I refused to exceed 20 m.p.h. Especially around a curve I was coming up on.
That's when I saw the first car that had slid off the road. It was a newer model of a Ford Mustang, orange with a black stripe. An elderly couple sat in the vehicle. But, it faced backwards on the side of the road. Backwards as in, I was staring at them through their windshield as I slowly drove past. Within the 10 seconds of visual I had on the vehicle, I saw the elderly man on the phone. That was what kept me going.
"They're going to be okay. I'm going to be okay."
I tried to reassure myself that if I saw any other cars laying on the side of the road, they already called for help. Just for the sake of getting myself through the storm.
After slowly passing along another curve on the highway, I saw one car on the opposite side of the highway, like it had viciously slid of the road. And then another, this one smashed into the railing towards my side of the road. And then, I saw I saw a semi-truck. After that, the crashed cars lined up on the freeway like they were ready to be crushed at a junkyard.

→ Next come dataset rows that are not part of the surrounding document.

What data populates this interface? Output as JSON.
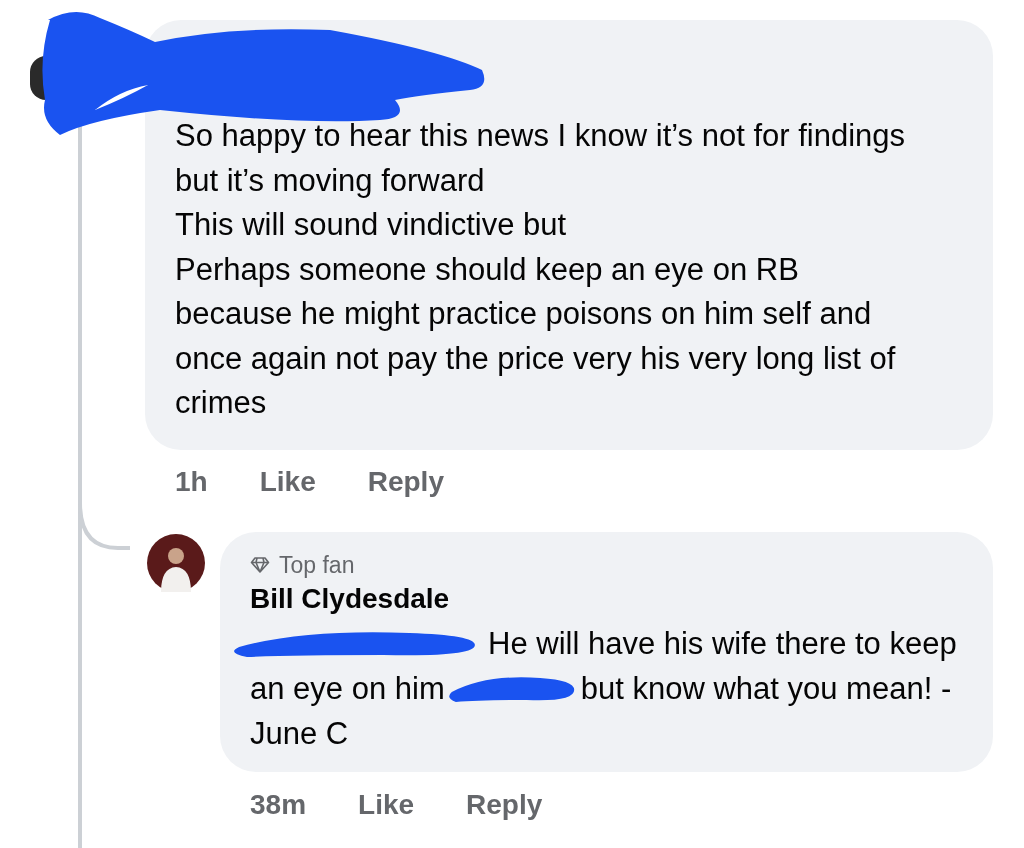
{
  "comment": {
    "paragraphs": [
      "So happy to hear this news  I know it’s not for findings but it’s moving forward",
      "This will sound vindictive but",
      "Perhaps someone should keep an eye on RB because he might practice poisons on him self and once again not pay the price very his very long list of crimes"
    ],
    "time": "1h",
    "actions": [
      "Like",
      "Reply"
    ],
    "reply": {
      "badge": "Top fan",
      "author": "Bill Clydesdale",
      "body": [
        {
          "kind": "redacted"
        },
        {
          "kind": "text",
          "text": "He will have his wife there to keep an eye on him"
        },
        {
          "kind": "redacted"
        },
        {
          "kind": "text",
          "text": "but know what you mean! - June C"
        }
      ],
      "time": "38m",
      "actions": [
        "Like",
        "Reply"
      ]
    }
  }
}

My heart pounding, I dialed my mom.
I described to her all that I was seeing: "There's..oh my god...there's so many cars, mom. There's at least...oh my god....at least 30 cars, mom. I think I'm going to die."
My heart broke uttering that statement to my mother, but really, I didn't know.
There were people sprawled out across the scene. Some covering their faces, whether from the rough snow of the storm or soothing a wound. Some were photographing the damage on their vehicles, some were still being helped out of their smashed vehicles.
But, there was one person I saw that I don't think my memory will let me repress. This person was looking into a car that was flipped over. Looking for signs of life. I passed by, unable to stick around for the sad or happy ending.
On the phone with my mother, I listened to her calming voice telling me everything would be okay, although I sensed the doubt in her tone. For her, I calmed my crying.
I couldn't believe while all of that was going on, cars on my side of the road still sped past me. Either those people believe they're invincible or they're reckless. Those kinds of drivers cause pileups during snowstorms.
I watched. It was a horrifying scene I could only visualize in my nightmares. I had never witnessed a car crash, besides my own minor crash that caused no injury to either party.
It took 5 minutes for my slow rolling vehicle to pass the devastating scene. I kept hope in my heart that there were no fatalities.
My mother kept me on speaker phone with my father beside her.
After driving past the pileup, I felt as if only worse situations lie ahead on this road.
I did not trust any driver around me, worried that if they skidded, they would take me off the road.
"I don't want to die, mommy," I screeched on the phone, panic attack ensuing.
"You aren't going to die!" My mother frantically responded, "Stop crying, or you won't be able to see the road!"
I choked up the urging tears and continued to drive through the snowstorm. It felt endless.
The snow started to lift as I drove into Oakland County. The roads were more drive-able, and I wasn't as worried about losing my life to the snowstorm on the highway.
"Mom, I-I-I think it's clearing up..." I said with extreme hesitation.
"Okay, good. Good. Keep going. It'll all be okay."
A smile came upon my face for the first time in over an hour. I felt as if I wasn't going to lose my life, and my anxiety began to thin out.
"Everything's going to be okay," My mother spoke the words, they repeatedly echoed through my mind.
I still have an hour drive until I'm home where I belong.
But, I've passed the storm. I'm keeping my eyes out for the rainbow.